Und nun sagen Sie, lieber Le Penseur, Ihr Liberalismus sei aber der, der zwischen 1759 und 1968 als solcher gegolten habe. Das freut mich. Er spricht für Sie. Es interessiert mich bloß nicht. Ideologien sind nichts Statisches, sondern werden – entschuldigen Sie bitte mein Soziologenlatein – gesellschaftlich fortlaufend reproduziert und dabei verändert, und diese Veränderung folgt einer inneren Logik. Sie haben Frau L.-S. vorgeworfen, sie sei ja gar keine echte Liberale. Nun, diese Dame hat in den neunziger Jahren ihren Ministersessel zur Verfügung gestellt, weil sie den Großen Lauschangriff nicht mittragen wollte, also in Verfolgung eines geradezu klassisch liberalen Anliegens. Finden Sie es nicht etwas arrogant, ihr den Liberalismus abzusprechen? Wenn sie heute das Gesinnungsstrafrecht verschärft, so reagiert sie auf das Problem ethnischer Spannungen, ohne es freilich so zu nennen. Solche Spannungen können aus ihrer Sicht nur auf „Rassismus und Fremdenfeindlichkeit“ beruhen. Würde sie zugeben, dass sie das unvermeidliche Ergebnis einer Politik sind, die verschiedene Völker durcheinander rührt, dann müsste sie zwei liberale Grunddogmen in Frage stellen oder doch wenigstens relativieren:

Erstens müsste sie anerkennen, dass die Verfolgung individueller Freiheitsrechte (das Tragen von Kopftüchern, die Orientierung an einem islamischen Wertesystem etc.), selbst wenn sie völlig legal sind, zu gesellschaftlichen Problemen führen können, die sich nicht „von selbst“ durch individuelle Handlungen über Marktmechanismen oder zivile Aushandlungsprozesse restabilisieren und reharmonisieren.

Zweitens müsste sie anerkennen, dass die individuelle Nutzenmaximierung, die auf dem geduldigen Papier der ökonomischen Fachbücher stets zur optimalen Allokation von Ressourcen führt (zum Beispiel durch freie Arbeitsmigration), in der sozialen Wirklichkeit zu ganz und gar suboptimalen Ergebnissen führen kann. Die Crux liegt darin, dass die Modelle der Ökonomen immer nur ceteris paribus, also unter sonst gleichbleibenden Umständen funktionieren, dass ihre Übertragung auf die Wirklichkeit aber gerade diese Umstände verändert (wenn zum Beispiel aufgrund der Migration die Kriminalität steigt).

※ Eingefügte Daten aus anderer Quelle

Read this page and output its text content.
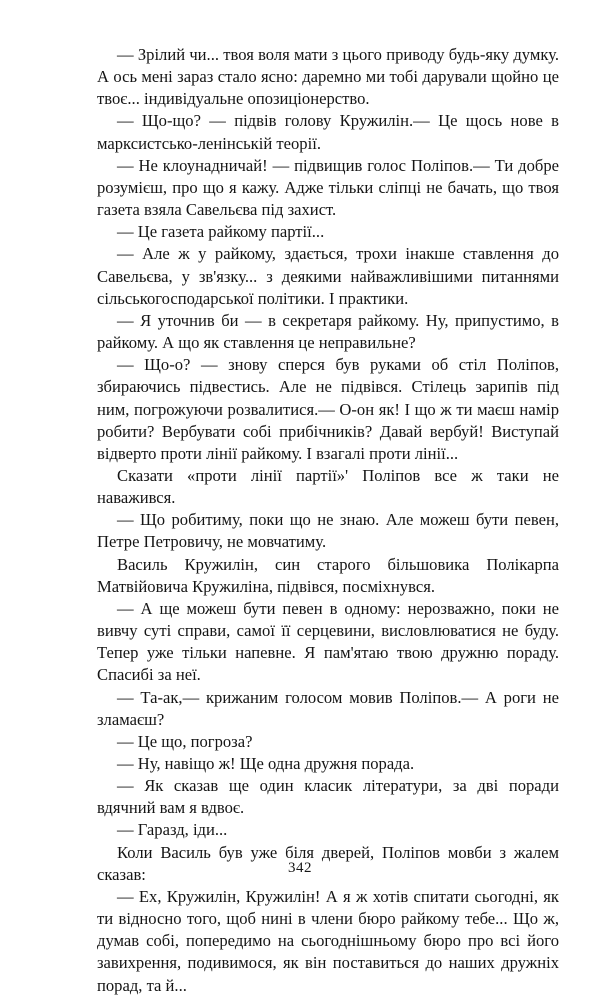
— Зрілий чи... твоя воля мати з цього приводу будь-яку думку. А ось мені зараз стало ясно: даремно ми тобі дарували щойно це твоє... індивідуальне опозиціонерство.

— Що-що? — підвів голову Кружилін.— Це щось нове в марксистсько-ленінській теорії.

— Не клоунадничай! — підвищив голос Поліпов.— Ти добре розумієш, про що я кажу. Адже тільки сліпці не бачать, що твоя газета взяла Савельєва під захист.

— Це газета райкому партії...

— Але ж у райкому, здається, трохи інакше ставлення до Савельєва, у зв'язку... з деякими найважливішими питаннями сільськогосподарської політики. І практики.

— Я уточнив би — в секретаря райкому. Ну, припустимо, в райкому. А що як ставлення це неправильне?

— Що-о? — знову сперся був руками об стіл Поліпов, збираючись підвестись. Але не підвівся. Стілець зарипів під ним, погрожуючи розвалитися.— О-он як! І що ж ти маєш намір робити? Вербувати собі прибічників? Давай вербуй! Виступай відверто проти лінії райкому. І взагалі проти лінії...

Сказати «проти лінії партії»' Поліпов все ж таки не наважився.

— Що робитиму, поки що не знаю. Але можеш бути певен, Петре Петровичу, не мовчатиму.

Василь Кружилін, син старого більшовика Полікарпа Матвійовича Кружиліна, підвівся, посміхнувся.

— А ще можеш бути певен в одному: нерозважно, поки не вивчу суті справи, самої її серцевини, висловлюватися не буду. Тепер уже тільки напевне. Я пам'ятаю твою дружню пораду. Спасибі за неї.

— Та-ак,— крижаним голосом мовив Поліпов.— А роги не зламаєш?

— Це що, погроза?

— Ну, навіщо ж! Ще одна дружня порада.

— Як сказав ще один класик літератури, за дві поради вдячний вам я вдвоє.

— Гаразд, іди...

Коли Василь був уже біля дверей, Поліпов мовби з жалем сказав:

— Ех, Кружилін, Кружилін! А я ж хотів спитати сьогодні, як ти відносно того, щоб нині в члени бюро райкому тебе... Що ж, думав собі, попередимо на сьогоднішньому бюро про всі його завихрення, подивимося, як він поставиться до наших дружніх порад, та й...

342
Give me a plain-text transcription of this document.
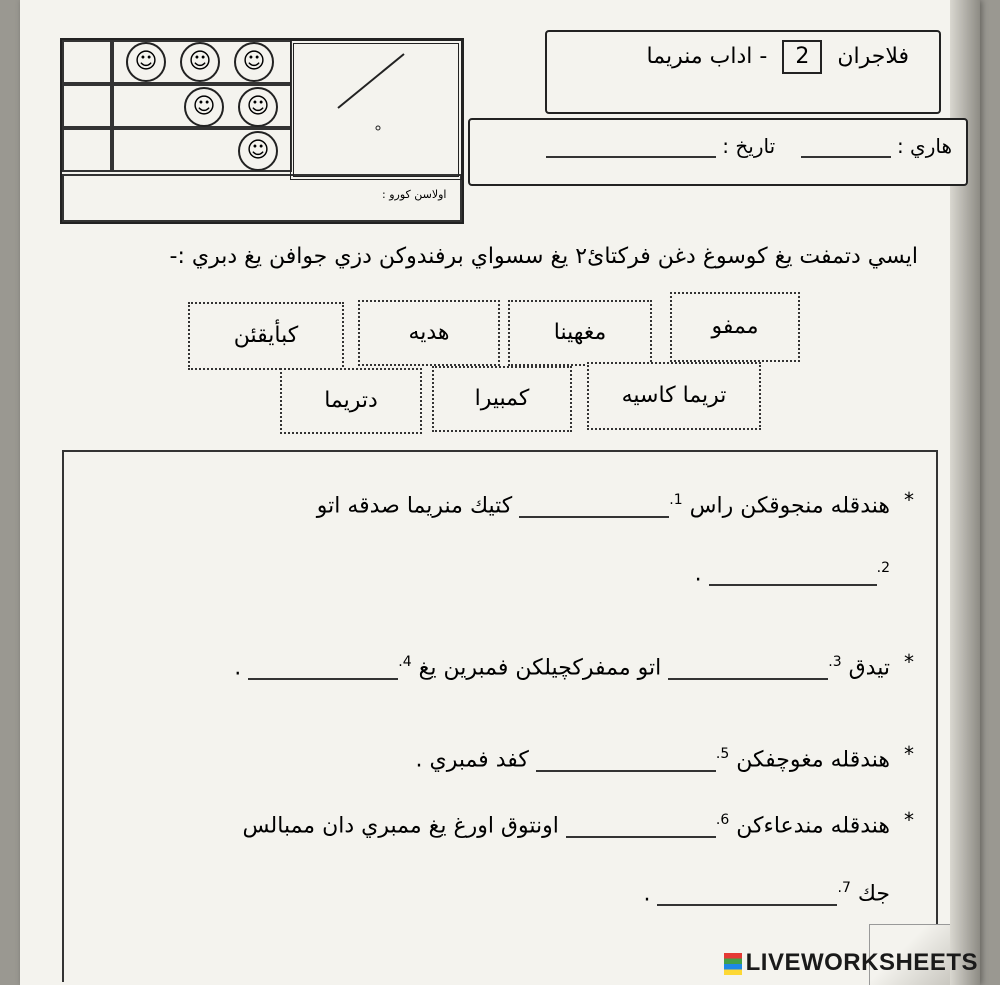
☺	☺	☺
☺	☺
☺
اولاسن كورو :
فلاجران 2 - اداب منريما
هاري :     تاريخ :
ايسي دتمفت يغ كوسوغ دغن فركتائ٢ يغ سسواي برفندوكن دزي جوافن يغ دبري :-
ممفو
مغهينا
هديه
كبأيقئن
تريما كاسيه
كمبيرا
دتريما
*
هندقله منجوقكن راس $^{1.}$ كتيك منريما صدقه اتو
$^{2.}$ .
*
تيدق $^{3.}$ اتو ممفركچيلكن فمبرين يغ $^{4.}$ .
*
هندقله مغوچفكن $^{5.}$ كفد فمبري .
*
هندقله مندعاءكن $^{6.}$ اونتوق اورغ يغ ممبري دان ممبالس
جك $^{7.}$ .
LIVEWORKSHEETS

Das Problem von Frau LS ist also, dass sie es mit Problemen zu tun hat, die sie in der Sprache ihrer eigenen Ideologie kaum benennen und analysieren, geschweige denn lösen kann. Um der Konsistenz ihrer Ideologie willen muss sie zu einer inadäquaten Problembeschreibung greifen und ethnische Spannungen auf „Rassismus und Fremdenfeindlichkeit“ zurückführen, was in der Konsequenz darauf hinausläuft, den „Rassisten und Fremdenfeinden“ mit staatlicher Gewalt das Maul zu stopfen. So schlägt Liberalismus in Totalitarismus um – das ist die Dialektik des Liberalismus.

Halt, werden Sie jetzt sagen, Frau LS muss doch merken, dass mit diesem „Liberalismus“ etwas defekt ist, dass er sich auf diesem Wege selbst ad absurdum führt, und wenn sie eine richtige Liberale ist, so werden Sie sagen, dann wird sie doch lieber ihren gesunden Menschenverstand einschalten, statt aus bloßer Prinzipienreiterei ihren Liberalismus so weit auf die Spitze zu treiben, dass er seine eigenen Voraussetzungen untergräbt. Schließlich, so werden Sie zu Recht sagen, kann man jegliche Ideologie dadurch ad absurdum führen, dass man sie auf die Spitze treibt. Wohl wahr.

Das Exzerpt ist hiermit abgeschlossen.